Businessmodellen voor duurzame waardecreatie

Quo vadis?
Bron: Shutterstock
In dit artikel dat eerder is verschenen in het Trendrapport toerisme, recreatie en vrije tijd 2016 beschrijven Frans Melissen & Lars Moratis van CELTH de drie vloeken van MVO en schetsen een vierde generatie duurzaam businessmodel dat bedrijven helpt ontsnappen aan de eendimensionale dwangbuis van het marktdenken en helpt te kiezen voor een concept van meervoudige waardecreatie, waarin economische waarde slechts een van de waarden is.

De inspanningen van bedrijven op het gebied van maatschappelijk verantwoord ondernemen hebben tot op heden geen noemenswaardige verbeteringen op het gebied van duurzaamheid opgeleverd. Om echt verschil te maken is een ander soort businessmodel nodig waarin duurzame waardecreatie centraal staat. Deze nieuwe, duurzame businessmodellen maken slim gebruik van gedragsinzichten, zijn gebaseerd op samenwerking en tonen leiderschap dat durft te breken met huidige opvattingen over organiseren. Om dat te bereiken, dienen drie typen duurzaamheidsintelligentie te worden ontwikkeld.


De mondiale mismatch

Duurzame ontwikkeling kan worden opgevat als het proces waarin menselijk welzijn, ecologische kwaliteit en economische vooruitgang worden gecombineerd op een manier waarop zij elkaar versterken in plaats van beperken. Als de recente geschiedenis echter iets laat zien, dan is het wel dat die combinatie uiterst zeldzaam is. Sterker nog, gegevens van het Global Footprint Network laten zien dat geen enkel land ter wereld die combinatie realiseert. Met onze huidige footprint hebben we momenteel meerdere Aardes nodig om in onze huidige productie- en consumptiepatronen te voorzien. Het ontwikkelen van hoogwaardige sociaal-economische systemen kunnen we blijkbaar alleen wanneer we inboeten aan ecologische kwaliteit.

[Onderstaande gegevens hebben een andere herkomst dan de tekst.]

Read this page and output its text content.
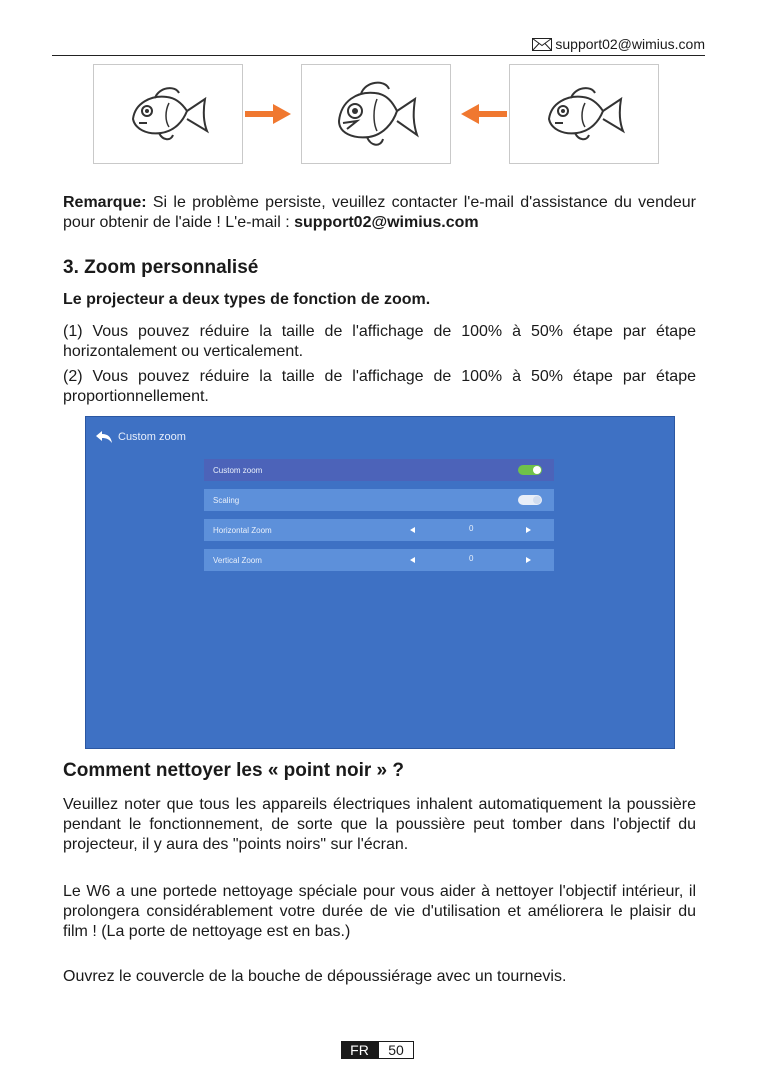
support02@wimius.com
Remarque: Si le problème persiste, veuillez contacter l'e-mail d'assistance du vendeur pour obtenir de l'aide ! L'e-mail : support02@wimius.com
3. Zoom personnalisé
Le projecteur a deux types de fonction de zoom.
(1) Vous pouvez réduire la taille de l'affichage de 100% à 50% étape par étape horizontalement ou verticalement.
(2) Vous pouvez réduire la taille de l'affichage de 100% à 50% étape par étape proportionnellement.
Custom zoom
Custom zoom
Scaling
Horizontal Zoom	0
Vertical Zoom	0
Comment nettoyer les « point noir » ?
Veuillez noter que tous les appareils électriques inhalent automatiquement la poussière pendant le fonctionnement, de sorte que la poussière peut tomber dans l'objectif du projecteur, il y aura des "points noirs" sur l'écran.
Le W6 a une portede nettoyage spéciale pour vous aider à nettoyer l'objectif intérieur, il prolongera considérablement votre durée de vie d'utilisation et améliorera le plaisir du film ! (La porte de nettoyage est en bas.)
Ouvrez le couvercle de la bouche de dépoussiérage avec un tournevis.
FR	50
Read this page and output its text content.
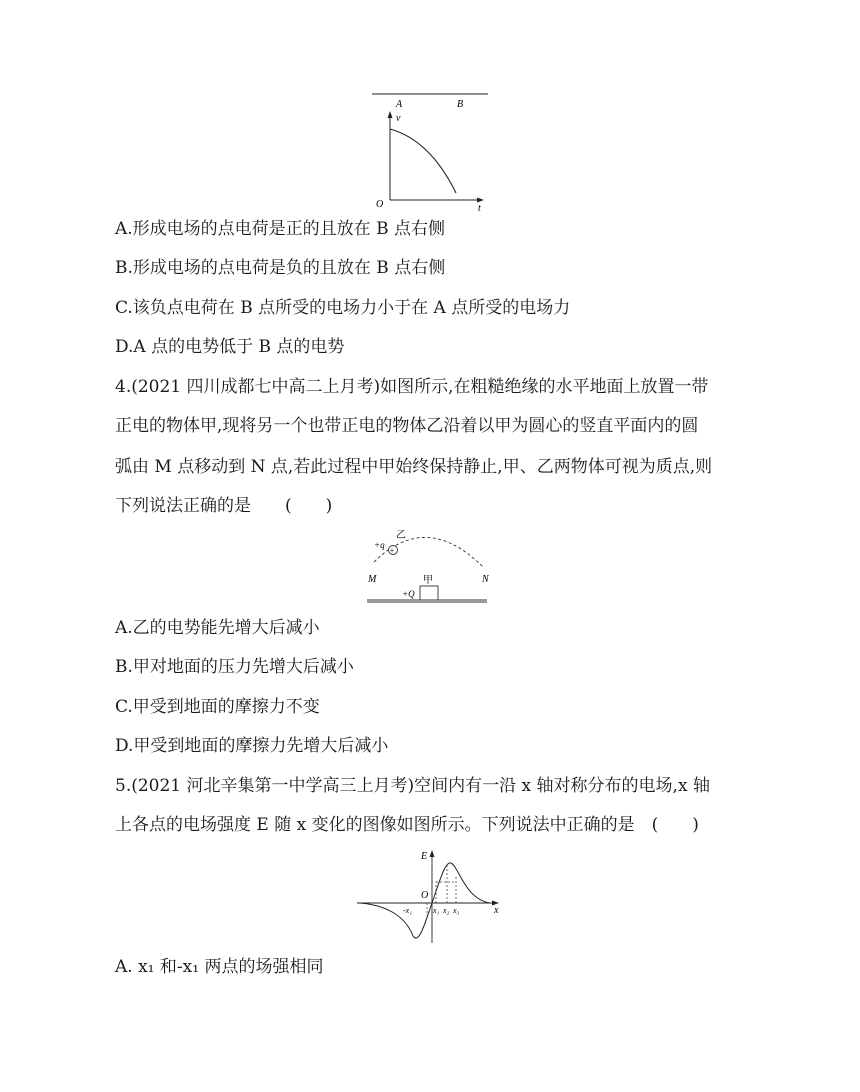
A	B
v
t
O
A.形成电场的点电荷是正的且放在 B 点右侧
B.形成电场的点电荷是负的且放在 B 点右侧
C.该负点电荷在 B 点所受的电场力小于在 A 点所受的电场力
D.A 点的电势低于 B 点的电势
4.(2021 四川成都七中高二上月考)如图所示,在粗糙绝缘的水平地面上放置一带
正电的物体甲,现将另一个也带正电的物体乙沿着以甲为圆心的竖直平面内的圆
弧由 M 点移动到 N 点,若此过程中甲始终保持静止,甲、乙两物体可视为质点,则
下列说法正确的是　　(　　)
乙
+q
+
M	N
甲
+Q
A.乙的电势能先增大后减小
B.甲对地面的压力先增大后减小
C.甲受到地面的摩擦力不变
D.甲受到地面的摩擦力先增大后减小
5.(2021 河北辛集第一中学高三上月考)空间内有一沿 x 轴对称分布的电场,x 轴
上各点的电场强度 E 随 x 变化的图像如图所示。下列说法中正确的是　(　　)
x
E
O
-x₁	x₁ x₂ x₃
A. x₁ 和-x₁ 两点的场强相同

Het doet je afvragen wat nu eigenlijk het effect is van alle inspanningen van bedrijven, wereldwijd, in pakweg de laatste 20 jaar op het gebied van maatschappelijk verantwoord ondernemen (MVO). In deze periode is er in het bedrijfsleven, de publieke sector, het maatschappelijk middenveld en in onderzoek en onderwijs een ware explosie aan aandacht en initiatieven op het gebied van MVO geweest. Van bedrijfsstrategieën, standaarden, richtlijnen en overheidsbeleid tot partnerships tussen maatschappelijke organisaties en ondernemingen en zelfs hele nieuwe vormen van bedrijvigheid en institutioneel activisme, zoals de fenomenen ‘social entrepreneurship’ en burgercollectieven – de aandacht voor duurzaamheid in de (relaties tussen) markt, overheid en samenleving is duidelijk enorm gegroeid.


Toch staat de wereld er, zoals tot uiting komt in indicatoren zoals de Sustainable Development Goals van de Verenigde Naties, consequent slechter voor. De uitdagingen op het gebied van duurzaamheid zijn immens en lijken alleen maar groter te worden. Wij zijn blijkbaar niet in staat om de juiste code te ontdekken voor het creëren van de ideale combinatie tussen ‘people, planet en profit’. Of, anders gezegd: er is een mismatch tussen de inspanningen, met name die van bedrijven op het gebied van MVO, en de staat van onze planeet.


De drie vloeken van MVO

De verklaring van Wayne Visser (2011) hiervoor is dat MVO drievoudig ‘vervloekt’ is. De eerste vloek is dat MVO in de periferie in plaats van in de kern van bedrijven zit. MVO heeft vaak weinig met de core business (processen, producten en markten) van bedrijven te maken en de verantwoordelijkheid voor MVO is te vaak belegd bij de afdeling marketing en communicatie. Daarmee houdt MVO het karakter van een bolt-on of plug-in in plaats van een integraal onderdeel te vormen van het waardecreatieproces of Het Grote Waarom van bedrijven.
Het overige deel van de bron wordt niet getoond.